Mexico, Peru
2022 97 mins
OV Spanish
Subtitles : English
“Oozing with omens and heavy with menace… The movie—like many great works of vision—is almost an exorcism itself”
- Natalia Winkelman, NEW YORK TIMES “A tense tale that uses horror to explore feelings that are very real and immensely hard to explore on film”
– Jeff Ewing, FORBES “A viscerally scary experience… already among my favorite horror movies of 2022”
– Remy Millisky, NIGHTMARISH CONJURINGS Valeria (Natalia Solián) is expecting her first child. It’s what she’s always wanted. At the least, it’s what others have always wanted for her. Her boyfriend, Raúl (Alfonso Dosal), couldn’t be happier. Her family is mostly thrilled. Tempered joy soon turns to something different. Skin-crawling visions jolt her sensibilities, a terrible presence permeating every molecule that she breathes. Valeria feels powerless as her body begins to twist. She comes to the terrible realization that she may be cursed by a supernatural entity, La Huesera (“Bone Woman”). As her pregnancy progresses and panic intensifies, her behaviour now scaring many around her, she reconnects with people from the life she gave up when she settled down. She sees her first love, Octavia (Mayra Batalla). She seeks the help of witches. Can Valeria save herself?

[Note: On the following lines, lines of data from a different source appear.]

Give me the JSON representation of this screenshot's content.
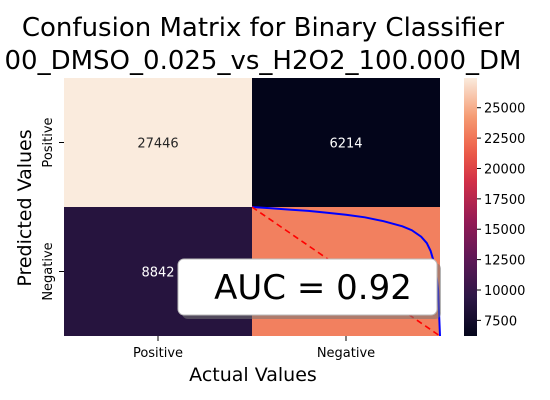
{
  "chart_data": [
    {
      "type": "heatmap",
      "title_line1": "Confusion Matrix for Binary Classifier",
      "title_line2": "00_DMSO_0.025_vs_H2O2_100.000_DM",
      "xlabel": "Actual Values",
      "ylabel": "Predicted Values",
      "x_categories": [
        "Positive",
        "Negative"
      ],
      "y_categories": [
        "Positive",
        "Negative"
      ],
      "values": [
        [
          27446,
          6214
        ],
        [
          8842,
          23000
        ]
      ],
      "cell_labels": [
        [
          "27446",
          "6214"
        ],
        [
          "8842",
          ""
        ]
      ],
      "colorbar": {
        "range": [
          6214,
          27446
        ],
        "ticks": [
          7500,
          10000,
          12500,
          15000,
          17500,
          20000,
          22500,
          25000
        ],
        "tick_labels": [
          "7500",
          "10000",
          "12500",
          "15000",
          "17500",
          "20000",
          "22500",
          "25000"
        ]
      }
    },
    {
      "type": "line",
      "series": [
        {
          "color": "#0000ff",
          "x": [
            0.0,
            0.05,
            0.1,
            0.2,
            0.3,
            0.4,
            0.5,
            0.6,
            0.7,
            0.8,
            0.85,
            0.9,
            0.93,
            0.95,
            0.97,
            0.98,
            0.99,
            1.0
          ],
          "y": [
            1.0,
            0.995,
            0.99,
            0.98,
            0.97,
            0.955,
            0.94,
            0.92,
            0.89,
            0.85,
            0.82,
            0.77,
            0.72,
            0.66,
            0.56,
            0.48,
            0.36,
            0.0
          ]
        },
        {
          "style": "dashed",
          "color": "#ff0000",
          "x": [
            0,
            1
          ],
          "y": [
            1,
            0
          ]
        }
      ],
      "annotation": "AUC = 0.92"
    }
  ]
}
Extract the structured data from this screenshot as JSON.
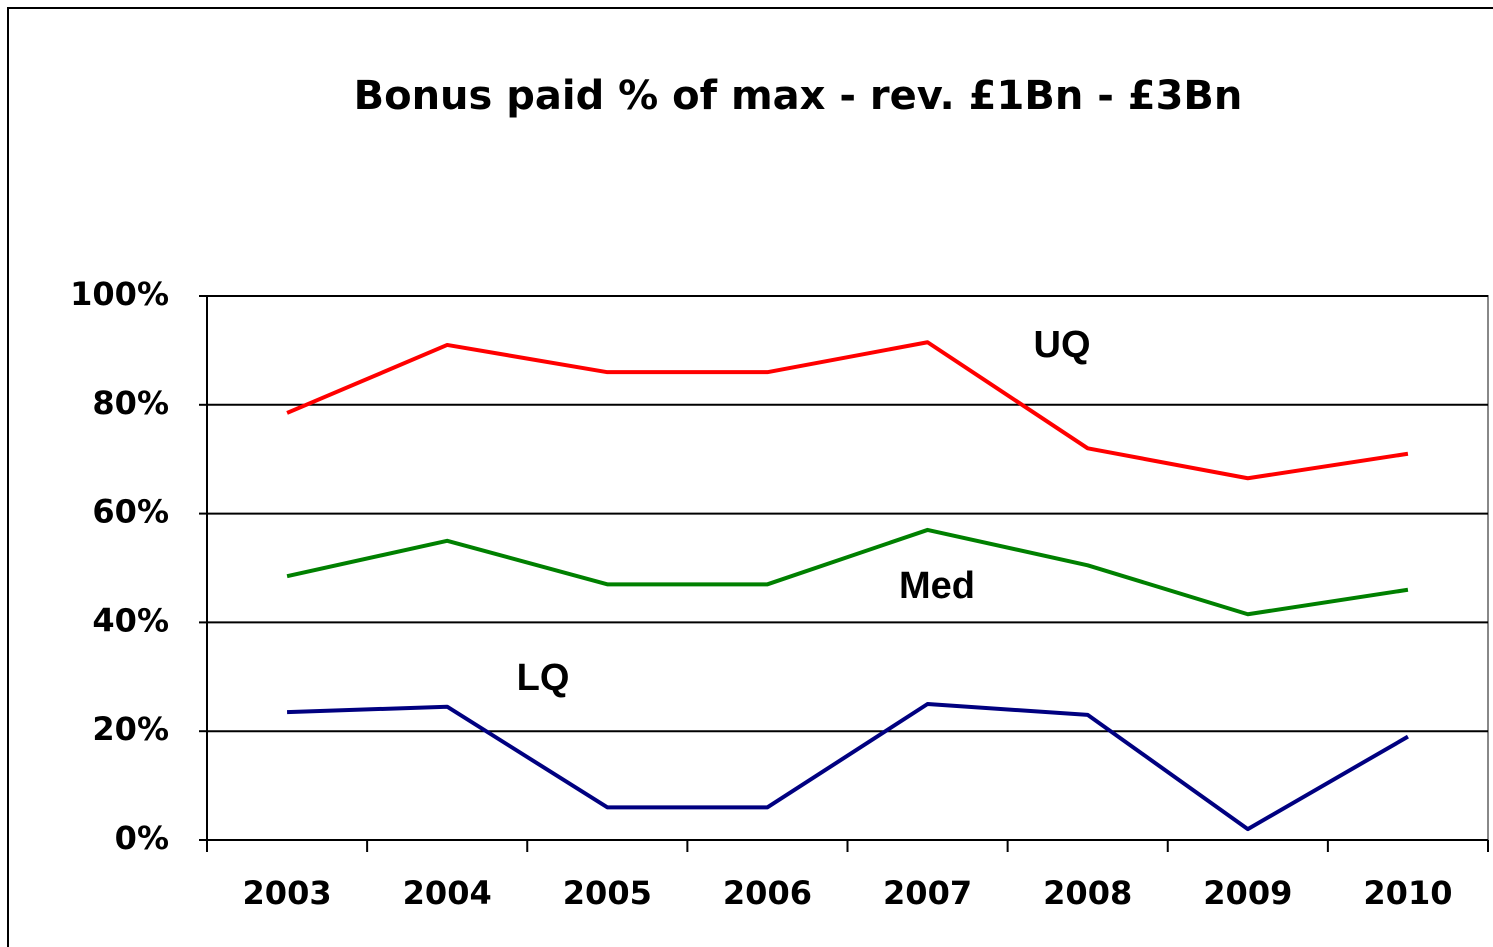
{
  "chart_data": {
    "type": "line",
    "title": "Bonus paid % of max - rev. £1Bn - £3Bn",
    "categories": [
      "2003",
      "2004",
      "2005",
      "2006",
      "2007",
      "2008",
      "2009",
      "2010"
    ],
    "series": [
      {
        "name": "UQ",
        "color": "#ff0000",
        "values": [
          78.5,
          91,
          86,
          86,
          91.5,
          72,
          66.5,
          71
        ]
      },
      {
        "name": "Med",
        "color": "#008000",
        "values": [
          48.5,
          55,
          47,
          47,
          57,
          50.5,
          41.5,
          46
        ]
      },
      {
        "name": "LQ",
        "color": "#000080",
        "values": [
          23.5,
          24.5,
          6,
          6,
          25,
          23,
          2,
          19
        ]
      }
    ],
    "ylim": [
      0,
      100
    ],
    "yticks": [
      {
        "value": 0,
        "label": "0%"
      },
      {
        "value": 20,
        "label": "20%"
      },
      {
        "value": 40,
        "label": "40%"
      },
      {
        "value": 60,
        "label": "60%"
      },
      {
        "value": 80,
        "label": "80%"
      },
      {
        "value": 100,
        "label": "100%"
      }
    ],
    "grid": true
  }
}
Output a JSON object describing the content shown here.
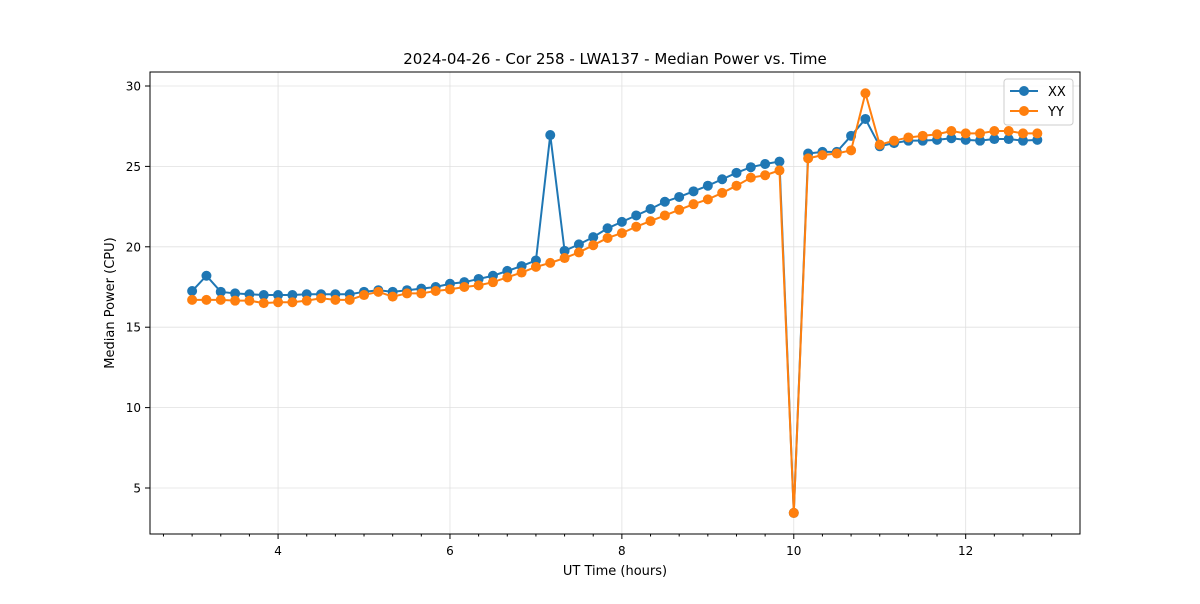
{
  "chart_data": {
    "type": "line",
    "title": "2024-04-26 - Cor 258 - LWA137 - Median Power vs. Time",
    "xlabel": "UT Time (hours)",
    "ylabel": "Median Power (CPU)",
    "xlim": [
      2.51,
      13.33
    ],
    "ylim": [
      2.14,
      30.87
    ],
    "xticks": [
      4,
      6,
      8,
      10,
      12
    ],
    "xtick_labels": [
      "4",
      "6",
      "8",
      "10",
      "12"
    ],
    "yticks": [
      5,
      10,
      15,
      20,
      25,
      30
    ],
    "ytick_labels": [
      "5",
      "10",
      "15",
      "20",
      "25",
      "30"
    ],
    "grid": true,
    "legend_position": "top-right",
    "x_start": 3.0,
    "x_step_hours": 0.16667,
    "series": [
      {
        "name": "XX",
        "color": "#1f77b4",
        "values": [
          17.25,
          18.2,
          17.2,
          17.1,
          17.05,
          17.0,
          17.0,
          17.0,
          17.05,
          17.05,
          17.05,
          17.05,
          17.2,
          17.3,
          17.2,
          17.3,
          17.4,
          17.5,
          17.7,
          17.8,
          18.0,
          18.2,
          18.5,
          18.8,
          19.15,
          26.95,
          19.75,
          20.15,
          20.6,
          21.15,
          21.55,
          21.95,
          22.35,
          22.8,
          23.1,
          23.45,
          23.8,
          24.2,
          24.6,
          24.95,
          25.15,
          25.3,
          3.45,
          25.8,
          25.9,
          25.9,
          26.9,
          27.95,
          26.25,
          26.45,
          26.6,
          26.6,
          26.65,
          26.75,
          26.65,
          26.6,
          26.7,
          26.7,
          26.6,
          26.65
        ]
      },
      {
        "name": "YY",
        "color": "#ff7f0e",
        "values": [
          16.7,
          16.7,
          16.7,
          16.65,
          16.65,
          16.5,
          16.55,
          16.55,
          16.65,
          16.8,
          16.7,
          16.7,
          17.0,
          17.2,
          16.9,
          17.1,
          17.1,
          17.25,
          17.35,
          17.5,
          17.6,
          17.8,
          18.1,
          18.4,
          18.75,
          19.0,
          19.3,
          19.65,
          20.1,
          20.55,
          20.85,
          21.25,
          21.6,
          21.95,
          22.3,
          22.65,
          22.95,
          23.35,
          23.8,
          24.3,
          24.45,
          24.75,
          3.45,
          25.5,
          25.7,
          25.8,
          26.0,
          29.55,
          26.35,
          26.6,
          26.8,
          26.9,
          27.0,
          27.2,
          27.05,
          27.05,
          27.2,
          27.2,
          27.05,
          27.05
        ]
      }
    ]
  }
}
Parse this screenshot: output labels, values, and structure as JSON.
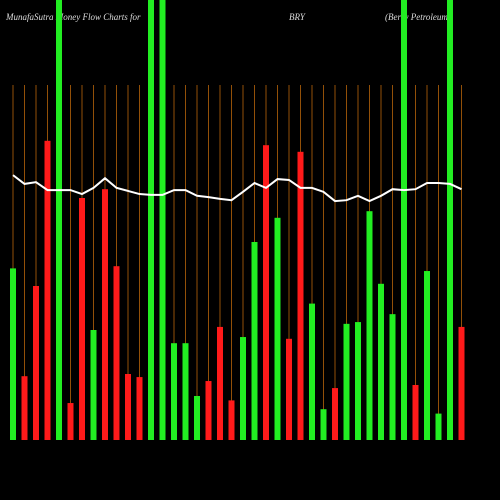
{
  "chart_data": {
    "type": "bar",
    "title": "MunafaSutra  Money Flow  Charts for",
    "ticker": "BRY",
    "company": "(Berry Petroleum",
    "categories": [
      null,
      null,
      null,
      null,
      null,
      null,
      null,
      null,
      null,
      null,
      null,
      null,
      null,
      null,
      null,
      null,
      null,
      null,
      null,
      null,
      null,
      null,
      null,
      null,
      null,
      null,
      null,
      null,
      null,
      null,
      null,
      null,
      null,
      null,
      null,
      null,
      null,
      null,
      null,
      null
    ],
    "values": [
      39,
      14.5,
      35,
      68,
      100,
      8.4,
      55,
      25,
      57,
      39.5,
      15,
      14.3,
      100,
      100,
      22,
      22,
      10,
      13.4,
      25.7,
      9,
      23.4,
      45,
      67,
      50.5,
      23,
      65.5,
      31,
      7,
      11.8,
      26.4,
      26.8,
      52,
      35.5,
      28.6,
      100,
      12.5,
      38.4,
      6,
      100,
      25.7
    ],
    "colors": [
      "#22ee22",
      "#ff1a1a",
      "#ff1a1a",
      "#ff1a1a",
      "#22ee22",
      "#ff1a1a",
      "#ff1a1a",
      "#22ee22",
      "#ff1a1a",
      "#ff1a1a",
      "#ff1a1a",
      "#ff1a1a",
      "#22ee22",
      "#22ee22",
      "#22ee22",
      "#22ee22",
      "#22ee22",
      "#ff1a1a",
      "#ff1a1a",
      "#ff1a1a",
      "#22ee22",
      "#22ee22",
      "#ff1a1a",
      "#22ee22",
      "#ff1a1a",
      "#ff1a1a",
      "#22ee22",
      "#22ee22",
      "#ff1a1a",
      "#22ee22",
      "#22ee22",
      "#22ee22",
      "#22ee22",
      "#22ee22",
      "#22ee22",
      "#ff1a1a",
      "#22ee22",
      "#22ee22",
      "#22ee22",
      "#ff1a1a"
    ],
    "line": {
      "color": "#ffffff",
      "values": [
        60.2,
        58.2,
        58.6,
        56.8,
        56.8,
        56.8,
        55.9,
        57.3,
        59.5,
        57.3,
        56.6,
        55.9,
        55.7,
        55.7,
        56.8,
        56.8,
        55.5,
        55.2,
        54.8,
        54.5,
        56.4,
        58.4,
        57.3,
        59.3,
        59.1,
        57.3,
        57.3,
        56.4,
        54.3,
        54.5,
        55.5,
        54.3,
        55.5,
        57,
        56.8,
        57,
        58.4,
        58.4,
        58.2,
        57
      ]
    },
    "ylim": [
      0,
      100
    ],
    "grid_color": "#b8640a"
  }
}
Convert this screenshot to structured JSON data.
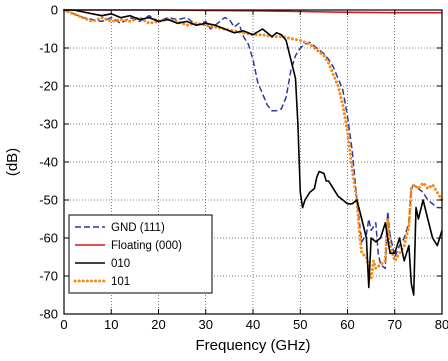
{
  "chart_data": {
    "type": "line",
    "title": "",
    "xlabel": "Frequency (GHz)",
    "ylabel": "(dB)",
    "xlim": [
      0,
      80
    ],
    "ylim": [
      -80,
      0
    ],
    "xticks": [
      0,
      10,
      20,
      30,
      40,
      50,
      60,
      70,
      80
    ],
    "yticks": [
      0,
      -10,
      -20,
      -30,
      -40,
      -50,
      -60,
      -70,
      -80
    ],
    "grid": true,
    "legend_position": "bottom-left",
    "series": [
      {
        "name": "GND (111)",
        "color": "#2b3a9c",
        "style": "dashed",
        "points": [
          [
            0,
            0
          ],
          [
            2,
            -1
          ],
          [
            4,
            -2
          ],
          [
            6,
            -2.5
          ],
          [
            8,
            -3
          ],
          [
            10,
            -2
          ],
          [
            12,
            -3.5
          ],
          [
            14,
            -2
          ],
          [
            16,
            -3
          ],
          [
            18,
            -1.5
          ],
          [
            20,
            -3
          ],
          [
            22,
            -2
          ],
          [
            24,
            -2.5
          ],
          [
            26,
            -2
          ],
          [
            28,
            -4
          ],
          [
            30,
            -3
          ],
          [
            31,
            -5
          ],
          [
            32,
            -4
          ],
          [
            34,
            -2
          ],
          [
            35,
            -2.5
          ],
          [
            36,
            -4.5
          ],
          [
            37,
            -3.5
          ],
          [
            38,
            -7
          ],
          [
            39,
            -9
          ],
          [
            40,
            -13
          ],
          [
            41,
            -19
          ],
          [
            42,
            -22
          ],
          [
            43,
            -25
          ],
          [
            44,
            -26.5
          ],
          [
            45,
            -26.5
          ],
          [
            46,
            -26
          ],
          [
            47,
            -23
          ],
          [
            48,
            -16
          ],
          [
            49,
            -12
          ],
          [
            50,
            -10
          ],
          [
            51,
            -9
          ],
          [
            52,
            -8.5
          ],
          [
            53,
            -9.5
          ],
          [
            54,
            -10.5
          ],
          [
            55,
            -11.5
          ],
          [
            56,
            -13
          ],
          [
            57,
            -15
          ],
          [
            58,
            -18
          ],
          [
            59,
            -21
          ],
          [
            60,
            -28
          ],
          [
            61,
            -37
          ],
          [
            62,
            -50
          ],
          [
            63,
            -61
          ],
          [
            64,
            -59
          ],
          [
            64.5,
            -55
          ],
          [
            65,
            -58
          ],
          [
            66,
            -56
          ],
          [
            66.5,
            -64
          ],
          [
            67,
            -67
          ],
          [
            68,
            -68
          ],
          [
            68.5,
            -53
          ],
          [
            69,
            -59
          ],
          [
            70,
            -65
          ],
          [
            71,
            -62
          ],
          [
            72,
            -60
          ],
          [
            73,
            -56
          ],
          [
            73.5,
            -47
          ],
          [
            74,
            -46
          ],
          [
            75,
            -47
          ],
          [
            76,
            -48
          ],
          [
            77,
            -50
          ],
          [
            78,
            -51
          ],
          [
            79,
            -52
          ],
          [
            80,
            -52
          ]
        ]
      },
      {
        "name": "Floating (000)",
        "color": "#d7191c",
        "style": "solid",
        "points": [
          [
            0,
            0
          ],
          [
            10,
            0
          ],
          [
            20,
            0
          ],
          [
            30,
            -0.1
          ],
          [
            40,
            -0.2
          ],
          [
            50,
            -0.4
          ],
          [
            60,
            -0.6
          ],
          [
            70,
            -0.7
          ],
          [
            80,
            -0.7
          ]
        ]
      },
      {
        "name": "010",
        "color": "#000000",
        "style": "solid",
        "points": [
          [
            0,
            0
          ],
          [
            2,
            0
          ],
          [
            4,
            -0.5
          ],
          [
            6,
            -1
          ],
          [
            8,
            -1.5
          ],
          [
            10,
            -1
          ],
          [
            12,
            -2
          ],
          [
            14,
            -1.5
          ],
          [
            16,
            -2.5
          ],
          [
            18,
            -2
          ],
          [
            20,
            -3
          ],
          [
            22,
            -2.5
          ],
          [
            24,
            -3.5
          ],
          [
            26,
            -3
          ],
          [
            28,
            -4
          ],
          [
            30,
            -3.5
          ],
          [
            32,
            -4
          ],
          [
            34,
            -5
          ],
          [
            36,
            -6
          ],
          [
            38,
            -5.5
          ],
          [
            40,
            -6.5
          ],
          [
            42,
            -5
          ],
          [
            43,
            -6
          ],
          [
            44,
            -7
          ],
          [
            45,
            -6
          ],
          [
            46,
            -6.5
          ],
          [
            47,
            -8
          ],
          [
            48,
            -13
          ],
          [
            49,
            -18
          ],
          [
            49.5,
            -30
          ],
          [
            50,
            -48
          ],
          [
            50.5,
            -52
          ],
          [
            51,
            -50
          ],
          [
            52,
            -48
          ],
          [
            53,
            -47
          ],
          [
            53.5,
            -44
          ],
          [
            54,
            -42.5
          ],
          [
            55,
            -43
          ],
          [
            55.5,
            -45
          ],
          [
            56,
            -45
          ],
          [
            57,
            -47
          ],
          [
            58,
            -49
          ],
          [
            59,
            -50
          ],
          [
            60,
            -51
          ],
          [
            61,
            -51
          ],
          [
            62,
            -50
          ],
          [
            63,
            -55
          ],
          [
            64,
            -60
          ],
          [
            64.5,
            -73
          ],
          [
            65,
            -60
          ],
          [
            66,
            -61
          ],
          [
            67,
            -60
          ],
          [
            68,
            -56
          ],
          [
            69,
            -64
          ],
          [
            70,
            -64
          ],
          [
            71,
            -60
          ],
          [
            72,
            -66
          ],
          [
            73,
            -62
          ],
          [
            73.5,
            -72
          ],
          [
            74,
            -75
          ],
          [
            74.5,
            -52
          ],
          [
            75,
            -55
          ],
          [
            76,
            -50
          ],
          [
            77,
            -55
          ],
          [
            78,
            -60
          ],
          [
            79,
            -62
          ],
          [
            80,
            -58
          ]
        ]
      },
      {
        "name": "101",
        "color": "#f58a1f",
        "style": "dotted",
        "points": [
          [
            0,
            0
          ],
          [
            2,
            -1
          ],
          [
            4,
            -2
          ],
          [
            6,
            -3
          ],
          [
            8,
            -2
          ],
          [
            10,
            -3
          ],
          [
            12,
            -2.5
          ],
          [
            14,
            -3
          ],
          [
            16,
            -2
          ],
          [
            18,
            -3.5
          ],
          [
            20,
            -3
          ],
          [
            22,
            -2.5
          ],
          [
            24,
            -3
          ],
          [
            26,
            -4
          ],
          [
            28,
            -3.5
          ],
          [
            30,
            -4
          ],
          [
            32,
            -4.5
          ],
          [
            34,
            -5
          ],
          [
            36,
            -5.5
          ],
          [
            38,
            -6
          ],
          [
            40,
            -6.5
          ],
          [
            42,
            -6.5
          ],
          [
            44,
            -7
          ],
          [
            46,
            -7
          ],
          [
            48,
            -7.5
          ],
          [
            50,
            -8
          ],
          [
            52,
            -9
          ],
          [
            54,
            -11
          ],
          [
            55,
            -12
          ],
          [
            56,
            -14
          ],
          [
            57,
            -17
          ],
          [
            58,
            -20
          ],
          [
            59,
            -25
          ],
          [
            60,
            -32
          ],
          [
            61,
            -42
          ],
          [
            62,
            -50
          ],
          [
            62.5,
            -58
          ],
          [
            63,
            -64
          ],
          [
            64,
            -65
          ],
          [
            65,
            -71
          ],
          [
            65.5,
            -66
          ],
          [
            66,
            -68
          ],
          [
            67,
            -67
          ],
          [
            68,
            -66
          ],
          [
            68.5,
            -55
          ],
          [
            69,
            -62
          ],
          [
            70,
            -66
          ],
          [
            71,
            -64
          ],
          [
            72,
            -62
          ],
          [
            73,
            -57
          ],
          [
            73.5,
            -47
          ],
          [
            74,
            -46
          ],
          [
            75,
            -47
          ],
          [
            76,
            -45.5
          ],
          [
            77,
            -47
          ],
          [
            78,
            -46
          ],
          [
            79,
            -48
          ],
          [
            80,
            -50
          ]
        ]
      }
    ]
  }
}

Three years after touching audiences with her short
THE ORIGINAL, Michelle Garza Cervera is returning to Fantasia a hero with her instant classic of a first feature, fresh off its award-winning Tribeca launch. As important a breakout debut as Jennifer Kent’s
THE BABADOOK,
HUESERA belongs to a special tribe of heartfelt genre works that tear apart expectations of domesticity and motherhood on visceral horror-film terms. Steeped in a blend of Mexican folklore and Catholicism, imbued with a queasy sense of damnation that comes as much from self-compromising choices as from unnameable occult places, this is a scorching personal vision that asks complex questions with ferocious honesty. Alongside imagery that will stop your heart, Valeria’s spiralling anxieties hit with bruising emotional force, Solián‘s remarkably detailed performance making you feel every flinch and knuckle-crack. The precision of Cervera’s direction builds palpable dread in the most engrossing and clever ways, constructed with brilliant visual language.
HUESERA is a profound blessing of a nightmare.